During that magical campaign, Belmont Abbey won the CVAC regular-season and tournament titles, earned a final No. 3 East Region ranking and posted a 25-6 record. Metress earned CVAC Coach-of-the-Year and East Region Coach-of-the-Year honors.
A former Augusta State assistant, Metress served on the Jaguars’ coaching staff under former head coach and current Director of Athletics Clint Bryant from 1989-1995. During those six seasons, Metress oversaw preseason and postseason workouts, monitored academic progress and coordinated the Jags’ recruiting efforts under Bryant.

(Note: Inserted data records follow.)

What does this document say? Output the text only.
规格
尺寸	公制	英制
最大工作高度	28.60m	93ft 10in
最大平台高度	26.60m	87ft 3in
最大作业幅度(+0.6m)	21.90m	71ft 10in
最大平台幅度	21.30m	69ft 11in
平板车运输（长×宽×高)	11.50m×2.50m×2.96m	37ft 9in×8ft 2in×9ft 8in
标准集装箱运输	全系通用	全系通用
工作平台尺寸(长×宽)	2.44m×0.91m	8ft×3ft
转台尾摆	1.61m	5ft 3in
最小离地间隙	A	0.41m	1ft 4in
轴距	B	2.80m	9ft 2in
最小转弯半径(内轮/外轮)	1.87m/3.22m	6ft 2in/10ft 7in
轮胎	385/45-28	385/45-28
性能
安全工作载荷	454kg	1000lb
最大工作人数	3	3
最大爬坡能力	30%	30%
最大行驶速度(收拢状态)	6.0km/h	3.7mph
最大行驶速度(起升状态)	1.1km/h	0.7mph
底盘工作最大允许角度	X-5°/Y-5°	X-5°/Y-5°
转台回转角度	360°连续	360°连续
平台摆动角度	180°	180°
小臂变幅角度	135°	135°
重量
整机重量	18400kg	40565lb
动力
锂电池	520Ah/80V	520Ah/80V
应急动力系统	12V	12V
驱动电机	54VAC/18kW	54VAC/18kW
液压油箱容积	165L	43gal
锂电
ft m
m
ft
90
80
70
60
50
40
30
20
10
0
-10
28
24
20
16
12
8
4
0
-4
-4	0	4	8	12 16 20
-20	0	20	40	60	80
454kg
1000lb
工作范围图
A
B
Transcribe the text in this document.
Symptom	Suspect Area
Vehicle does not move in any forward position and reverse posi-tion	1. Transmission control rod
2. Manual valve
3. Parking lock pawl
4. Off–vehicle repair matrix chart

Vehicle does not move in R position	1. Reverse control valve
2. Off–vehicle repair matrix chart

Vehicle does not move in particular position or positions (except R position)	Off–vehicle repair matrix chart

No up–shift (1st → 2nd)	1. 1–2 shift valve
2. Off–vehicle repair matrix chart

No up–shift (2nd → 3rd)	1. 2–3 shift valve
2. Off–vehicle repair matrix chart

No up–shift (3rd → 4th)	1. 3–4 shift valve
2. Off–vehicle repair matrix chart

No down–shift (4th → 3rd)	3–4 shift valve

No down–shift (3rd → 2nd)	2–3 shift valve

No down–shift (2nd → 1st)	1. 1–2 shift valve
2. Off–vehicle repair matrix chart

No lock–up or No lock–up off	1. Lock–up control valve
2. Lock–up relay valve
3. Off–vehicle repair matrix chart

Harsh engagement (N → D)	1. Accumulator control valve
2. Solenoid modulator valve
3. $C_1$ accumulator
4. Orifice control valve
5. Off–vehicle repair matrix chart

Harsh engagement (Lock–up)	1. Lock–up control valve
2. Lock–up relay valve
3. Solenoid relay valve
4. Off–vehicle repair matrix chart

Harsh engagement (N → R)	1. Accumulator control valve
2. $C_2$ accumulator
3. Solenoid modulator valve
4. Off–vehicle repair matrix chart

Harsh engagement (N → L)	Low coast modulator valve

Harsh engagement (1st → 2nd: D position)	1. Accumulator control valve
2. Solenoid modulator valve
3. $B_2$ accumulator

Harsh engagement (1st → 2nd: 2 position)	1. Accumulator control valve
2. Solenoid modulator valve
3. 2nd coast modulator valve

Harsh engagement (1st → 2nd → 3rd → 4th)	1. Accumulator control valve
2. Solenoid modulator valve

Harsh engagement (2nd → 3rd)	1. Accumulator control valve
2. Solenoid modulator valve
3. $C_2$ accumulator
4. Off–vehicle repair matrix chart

Metress has also helped spur the careers of several assistants. His former aides who have continued their coaching careers include: Jeff Brookman, head men’s coach at Spartanburg Methodist College; Nate Dixon, an assistant men’s coach at Wyoming; Ganon Baker, player development assistant for the Nike Skills Academy; Jay Newberry, who spent two seasons on Metress’ staff at ASU before joining the Ball State men’s coaching staff; and most recently Jamie Quarles, Metress’ current assistant at ASU and former assistant men’s coach at King College in Bristol, Tenn.
Off the court, Metress has been equally successful. Under his tutelage, 34 of 36 Augusta State and Belmont Abbey seniors who have finished their eligibility have either graduated or are on track to earn their degrees. The Jaguar and Crusader basketball camps have been a huge success, averaging over 200 campers.
A 1988 graduate of Belmont Abbey with a B.A. in Political Science, Metress earned his M.Ed. in Administration and Supervision from Augusta State in 1992.
Metress, 45, is married to the former Heather Bradford of Lincolnton, Ga. They are the parents of a daughter, Elizabeth Margaret.